Intensity vs Duration
Speaking of, there is a trade-off between intensity and duration when it comes to calorie burning. A long match can sometimes be more beneficial for calorie burn than a shorter, high-intensity match.
Just like a marathon will expend more calories than a sprint, a whole day at the courts will burn more calories than just a short, competitive match.
How Does Pickleball Compare to Other Sports in Terms of Calorie Burn?
For a comparison with other sports, all you have to do is look at the MET number. Here are some of the most common activities and their MET numbers to give you an idea:
- Softball: 5.0
- Basketball: 6.0
- Golf (with cart): 3.5
- Skiing: 5.0
As you can see, pickleball’s 4.1 (which is likely low) falls right in the middle of other popular activities when it comes to calorie burning – but that doesn’t mean it isn’t a great option! Not only is it a good way to burn calories, but it’s also an excellent social activity.
At the end of the day, pickleball is a great way to burn calories and stay in shape.

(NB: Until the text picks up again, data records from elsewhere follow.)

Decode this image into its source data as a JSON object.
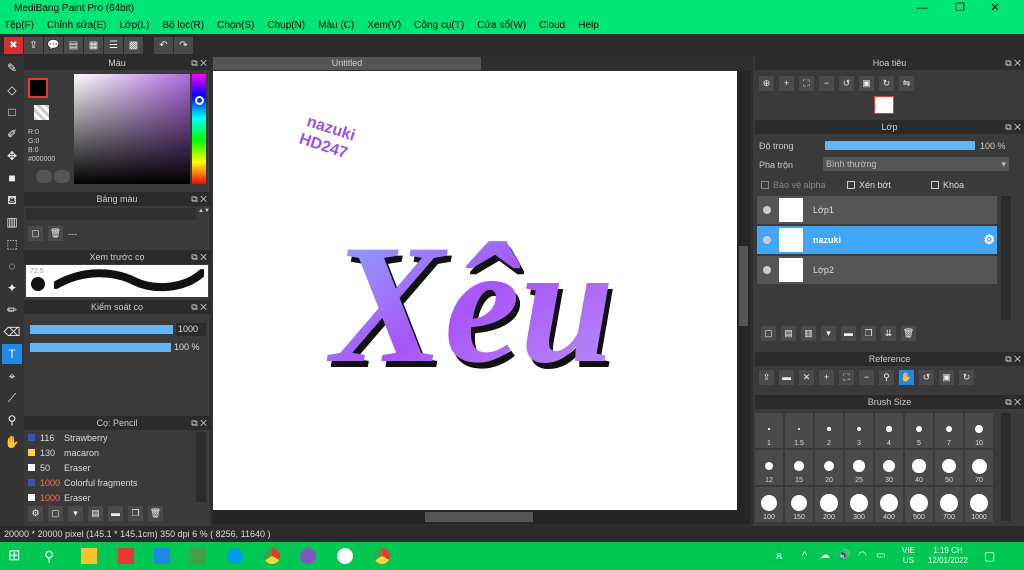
{
  "window": {
    "title": "MediBang Paint Pro (64bit)",
    "minimize": "—",
    "restore": "❐",
    "close": "✕"
  },
  "menu": [
    "Tệp(F)",
    "Chỉnh sửa(E)",
    "Lớp(L)",
    "Bộ lọc(R)",
    "Chọn(S)",
    "Chụp(N)",
    "Màu (C)",
    "Xem(V)",
    "Công cụ(T)",
    "Cửa sổ(W)",
    "Cloud",
    "Help"
  ],
  "color_panel": {
    "title": "Màu",
    "r": "R:0",
    "g": "G:0",
    "b": "B:0",
    "hex": "#000000"
  },
  "palette_panel": {
    "title": "Bảng màu",
    "dash": "---"
  },
  "brush_preview": {
    "title": "Xem trước cọ",
    "size": "72.5"
  },
  "brush_control": {
    "title": "Kiểm soát cọ",
    "size_value": "1000",
    "opacity_value": "100 %"
  },
  "brush_list": {
    "title": "Cọ: Pencil",
    "items": [
      {
        "size": "116",
        "name": "Strawberry",
        "color": "#3f51b5"
      },
      {
        "size": "130",
        "name": "macaron",
        "color": "#fdd835"
      },
      {
        "size": "50",
        "name": "Eraser",
        "color": "#ffffff"
      },
      {
        "size": "1000",
        "name": "Colorful fragments",
        "color": "#3f51b5"
      },
      {
        "size": "1000",
        "name": "Eraser",
        "color": "#ffffff"
      }
    ]
  },
  "canvas": {
    "tab": "Untitled",
    "word": "Xêu",
    "watermark1": "nazuki",
    "watermark2": "HD247"
  },
  "navigator": {
    "title": "Hoa tiêu"
  },
  "layer_panel": {
    "title": "Lớp",
    "opacity_label": "Độ trong",
    "opacity_value": "100 %",
    "blend_label": "Pha trộn",
    "blend_value": "Bình thường",
    "protect_alpha": "Bảo vệ alpha",
    "clip": "Xén bớt",
    "lock": "Khóa",
    "layers": [
      {
        "name": "Lớp1",
        "selected": false
      },
      {
        "name": "nazuki",
        "selected": true
      },
      {
        "name": "Lớp2",
        "selected": false
      }
    ]
  },
  "reference_panel": {
    "title": "Reference"
  },
  "brush_size_panel": {
    "title": "Brush Size",
    "sizes": [
      "1",
      "1.5",
      "2",
      "3",
      "4",
      "5",
      "7",
      "10",
      "12",
      "15",
      "20",
      "25",
      "30",
      "40",
      "50",
      "70",
      "100",
      "150",
      "200",
      "300",
      "400",
      "500",
      "700",
      "1000"
    ]
  },
  "status": {
    "text": "20000 * 20000 pixel   (145.1 * 145.1cm)  350 dpi   6 %   ( 8256, 11640 )"
  },
  "taskbar": {
    "lang1": "VIE",
    "lang2": "US",
    "time": "1:19 CH",
    "date": "12/01/2022"
  },
  "colors": {
    "accent": "#00e676",
    "selection": "#42a5f5",
    "letter_gradient_a": "#a855f7",
    "letter_gradient_b": "#8ab4ff"
  }
}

While exact calorie-burning numbers can vary depending on factors such as intensity level, skill level, and duration of play, it can be a great addition to any fitness routine.
So grab some friends, find a court near you, and head out for an enjoyable game of pickleball – your body will thank you!
- Smith, Leslie & Buchanan, Christina & Dalleck, Lance. (2018). The Acute and Chronic Physiological Responses to Pickleball in Middle-Aged and Older Adults. International Journal of Research in Exercise Physiology. 13. 21-32.